A little over an hour and we were finally in Calbiga, Samar. Our gracious hosts (and PJ’s family friends and former neighbors in QC), Mayor Mel and Tita Bebot Nacario invited us into their home for the most amazing meal we had during our entire trip.
They served local brown rice from Calbiga, lato seaweed for me and ginataang gabi–stuff that my foodie dreams are made of. Of course, there were all kinds of seafood dishes for PJ to enjoy!
That afternoon, we walked to the plaza where we met up with our tour guides for the trip to Lulugayan Falls
There were about 6 bikes in our group. Rode a bike with Peej + the driver and held on for dear life.
It was a 30-minute rollercoaster-motorcycle ride on rough roads as we wove our way through the mountains.
This town is the entrance point of the trek to Lulugayan.
Humble homes are solar-powered!
It had rained earlier so the 30-minute trek that was supposed to be a breeze turned out to be a challenge. The soil was so soft that you couldn’t stay put for too long, otherwise, you would sink.
Mud, mud, mud.
I gave up on my sandals and just trekked barefoot. (After this experience, PJ and I each bought vibram fivefingers.Haha :P)
We finally made it to the falls and the view was breathtaking. Low and wide, Lulugayan Falls is dubbed the Mini Niagara Falls by some locals and tourists.
It had just rained, so the rapids were crazy strong.
There are NO HOTELS in Calbiga, and we stayed in Estefania’s Homestay that night. The next morning, we rode up the mountains for our trip to Calbiga Caves.

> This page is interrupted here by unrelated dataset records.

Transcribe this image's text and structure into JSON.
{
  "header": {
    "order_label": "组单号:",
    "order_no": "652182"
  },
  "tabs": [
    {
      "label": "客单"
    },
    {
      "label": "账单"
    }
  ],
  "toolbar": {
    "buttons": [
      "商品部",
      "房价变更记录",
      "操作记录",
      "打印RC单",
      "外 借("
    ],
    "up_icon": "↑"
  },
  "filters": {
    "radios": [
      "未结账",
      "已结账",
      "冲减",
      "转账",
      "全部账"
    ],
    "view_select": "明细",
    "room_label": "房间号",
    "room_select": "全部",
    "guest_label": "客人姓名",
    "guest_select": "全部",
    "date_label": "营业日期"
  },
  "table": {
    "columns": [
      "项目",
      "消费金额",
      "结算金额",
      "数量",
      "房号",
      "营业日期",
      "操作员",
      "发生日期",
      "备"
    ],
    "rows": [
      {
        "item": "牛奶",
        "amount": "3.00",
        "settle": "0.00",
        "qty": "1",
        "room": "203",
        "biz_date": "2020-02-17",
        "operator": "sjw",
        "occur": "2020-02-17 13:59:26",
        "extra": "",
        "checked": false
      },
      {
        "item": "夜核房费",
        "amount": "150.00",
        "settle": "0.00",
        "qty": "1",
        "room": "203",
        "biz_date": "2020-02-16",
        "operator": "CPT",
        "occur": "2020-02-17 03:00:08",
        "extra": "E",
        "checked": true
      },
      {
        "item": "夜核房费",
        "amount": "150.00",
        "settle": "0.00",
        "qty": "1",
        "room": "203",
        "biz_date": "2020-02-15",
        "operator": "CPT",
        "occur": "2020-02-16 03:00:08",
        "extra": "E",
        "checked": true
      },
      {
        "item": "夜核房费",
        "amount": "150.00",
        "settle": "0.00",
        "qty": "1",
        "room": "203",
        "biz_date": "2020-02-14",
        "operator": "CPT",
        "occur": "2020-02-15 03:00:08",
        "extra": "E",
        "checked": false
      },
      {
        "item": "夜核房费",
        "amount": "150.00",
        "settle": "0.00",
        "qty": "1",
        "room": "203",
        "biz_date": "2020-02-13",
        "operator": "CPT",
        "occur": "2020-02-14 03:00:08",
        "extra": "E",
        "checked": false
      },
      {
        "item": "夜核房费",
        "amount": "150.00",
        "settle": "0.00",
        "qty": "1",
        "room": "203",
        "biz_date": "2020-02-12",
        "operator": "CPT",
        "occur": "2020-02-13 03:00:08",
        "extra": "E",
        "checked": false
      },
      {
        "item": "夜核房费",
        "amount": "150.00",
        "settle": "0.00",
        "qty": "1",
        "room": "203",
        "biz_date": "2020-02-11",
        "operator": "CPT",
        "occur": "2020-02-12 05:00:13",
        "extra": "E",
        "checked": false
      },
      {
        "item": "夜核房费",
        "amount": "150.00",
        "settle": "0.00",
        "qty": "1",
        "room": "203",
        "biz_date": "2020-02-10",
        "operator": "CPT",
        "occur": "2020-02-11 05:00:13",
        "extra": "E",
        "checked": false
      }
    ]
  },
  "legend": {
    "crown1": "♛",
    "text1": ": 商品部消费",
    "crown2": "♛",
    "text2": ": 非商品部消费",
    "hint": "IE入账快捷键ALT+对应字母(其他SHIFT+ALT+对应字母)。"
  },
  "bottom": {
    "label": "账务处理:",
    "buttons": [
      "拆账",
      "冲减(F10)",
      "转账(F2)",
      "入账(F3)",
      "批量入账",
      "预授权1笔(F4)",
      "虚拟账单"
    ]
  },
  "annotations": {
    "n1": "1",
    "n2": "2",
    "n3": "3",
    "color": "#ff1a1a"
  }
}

The trek was about 1.5 hours (each way) up and down the mountains.
There’s a resting place just outside the cave entrance. The Calbiga Caves have been explored by many foreign tourists (professional cavers) and it is said to be longer than the Underground River in Palawan. It is the second deepest/longest cave in Asia, next to Malaysia’s. If I’m not mistaken, only 22 cathedrals have been explored, and there are quite a few more in there.
The development of stairs makes it easier to reach the entrance of the caves. But after that, you’re on your own!
You know how dark it is in there? Close your eyes. Uhuh. THAT’s how dark it is.
We were warned that you must always bring extra batteries and that you should head back to exit when you have used up HALF of your resources. It’s impossible and extremely dangerous to walk on the rocks when there is no light. One time, a group of tourists were stuck in there for days because they ran out of light and couldn’t find their way out! Good thing the search crew found them. (After 3 days! Yikes.)
After a couple of hours, we decided to head back (we still had to trek up the mountain!) because we were scheduled to leave that afternoon for Guiuan.
And just our luck: no seats together in a no-a/c van, 3.5 hours to Calicoan Island.